There’s a lot about dawn to like. It’s a quiet time of day, there are not too many things moving around, the world is just waking up.

But largemouth bass have been up all night, and they’re about to enjoy a last little bit of activity before shutting down for another hot, August day.

This is not a great month to be a bass fisherman, unless you use the best hours of the day. Hey, fish gotta eat, and I want to be out there catching them before breakfast so I can pick up a biscuit on the way home from the lake.

August is a month when an early morning topwater bite can be really good, and you know how much I like to catch fish on topwater baits. But when you talk about early morning, I’m talking about being out there before the sun rises, when the orange glow is just barely starting to dent the horizon. I want to be out there at the crack of daylight, not an hour after dawn, but out there by 5:30, something like that. 

The period between 5:30 and 8 a.m. can be a great time to catch bass, because fish will be as active at that time as they are all day. The water has had all night to cool down before the sun rises, shines on it and heats it up again. When the water is cool, bass will come up and roam the banks, and in August, there are more of them there than in June and July, when fish seem to live deeper.

Bass live closer to the surface in August because the oxygen in deeper water is bad, and they’ve got to come up shallow to find oxygen. When I won the Bassmaster Classic in Louisiana in August 1999, I caught all my fish in 5 feet of water or less, and the surface temperature that week was 90 degrees. Bass can stand hot water a lot better than they can stand water that doesn’t carry much dissolved oxygen.

If I’ve convinced you to get up early enough to be on the lake by 5:30, I need to explain how we’re going to catch fish. First, I’m going to look for the best shallow cover that a lake has and keep my eyes open for any baitfish I see. I look for grass, because it seems like baitfish will get in grass this time of year, and you can catch a lot of quality bass around them.

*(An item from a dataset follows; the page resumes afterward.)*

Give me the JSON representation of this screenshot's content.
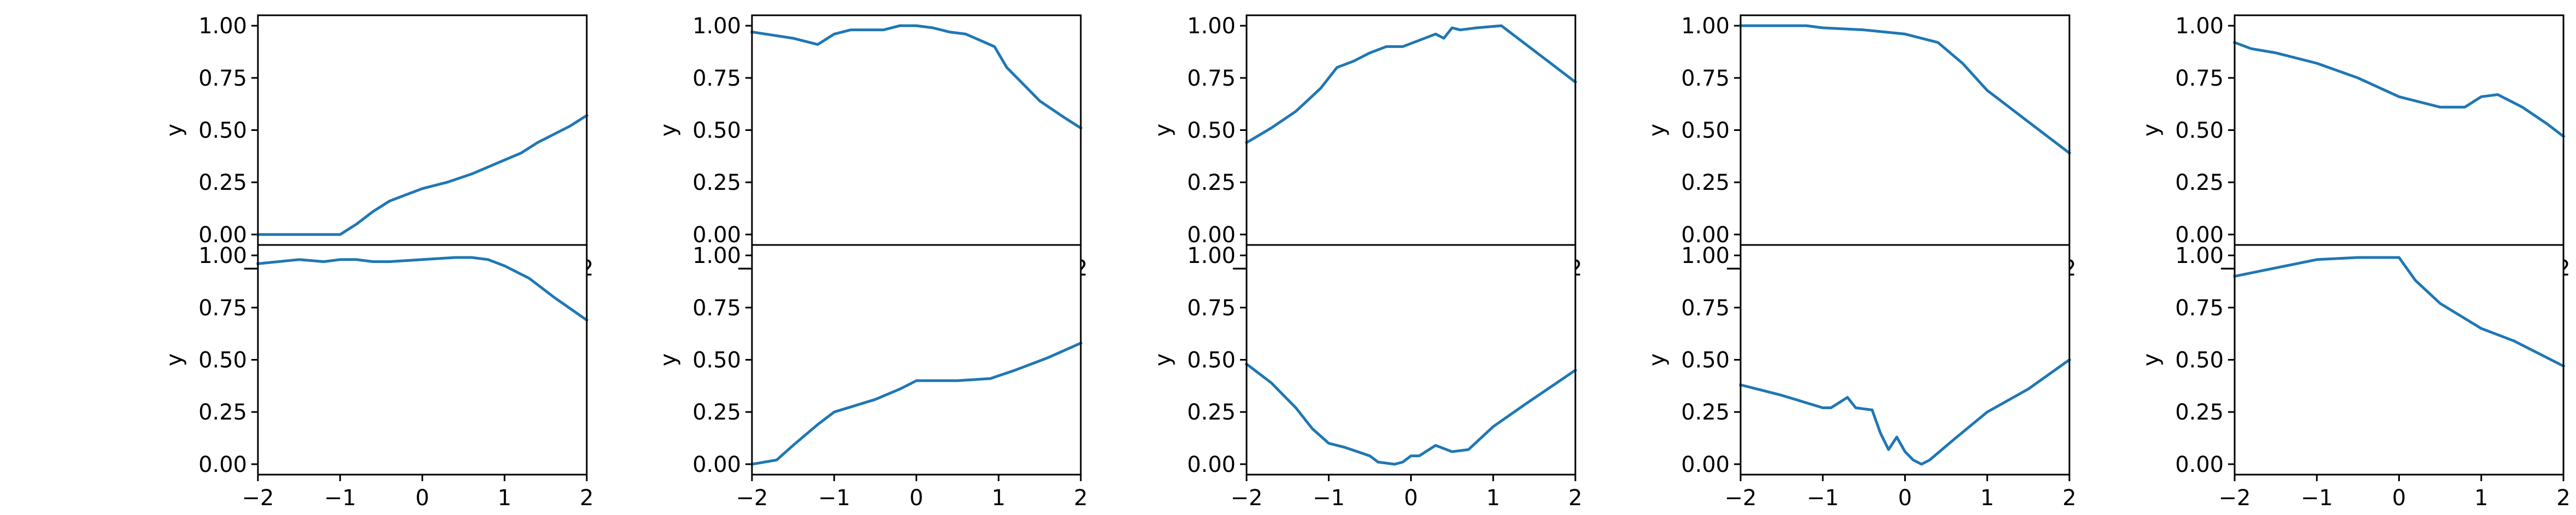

Because I’m only going to fish for three hours of so, I try to concentrate on fishing three or four different areas and covering a lot of water in those areas. I like to concentrate on long, flat points, because fish can move up on them to feed. If there’s grass on the point, I like to fish a frog bait like a Terminator frog or a buzzbait. If there’s no grass, I like to fish a wake bait like a Rapala BX Waking Minnow. You’ll get some vicious strikes his time of year on a wake bait, which has a diving lip but stays so close to the surface that it puts off a wake, like the Redfins a striper fisherman might use. On a lake like Wateree, where the entire lake is full of shallow grass, I’ll start with a frog. At Clarks Hill or Murray, I’ll start with a wake bait.

I fish a wake bait with a 7-foot, medium-action Bass Pro Shops Carbonlite rod. I like 14-pound XPS monofilament; you don’t want to use fluorocarbon because the weight of the line will pull your lure down a little. If I’m fishing a frog, I’ll go to a medium heavy rod and a reel loaded with 50-pound braid, because there are some nasty places you’ll have to pull a bass out of after it hits a frog.

I think all these baits work better if you’ve got just a little wind, just the slightest wind. If it is blowing harder, I’ll throw something like a D-Shad, some kind of a soft-plastic jerkbait. But typically in August, you don’t have much wind early in the morning.

I think a frog bait works best if you parallel the outside edge of the grass. I’ll cast it out, let it sit, move it a little, then let it sit still some more; that lets them find it. Other times, I’ll fish it erratically, moving it erratically, then stopping it and letting it sit. They often have to turn and find it. With a wake bait, you’re just making a slow, consistent retrieve, allowing the bait’s wobble to attract fish.

One thing I always have tied on when I’m fishing topwaters is a follow-up bait to throw if a bass makes a big swirl or splash and misses. I always keep a Senko tied on — green pumpkin or purple/green — and I rig it wacky style when I’m fishing it as a follow-up bait. I want to throw it right where I missed the fish, because the fish will often turn and look for the bait after missing it, and if you can have another bait sinking down slowly in front of it, you’ve got a good chance to get a strike and a hookup.

So instead of taking the month of August off, just compress your fishing efforts into those few hours right before and after dawn breaks. If you live in the Lowcountry, you’ll be up later in the month deer hunting anyway, so what’s the difference. You can get a biscuit on the way home after catching a couple of 5-pounders, catch a little nap, and you’re ready for the rest of the day.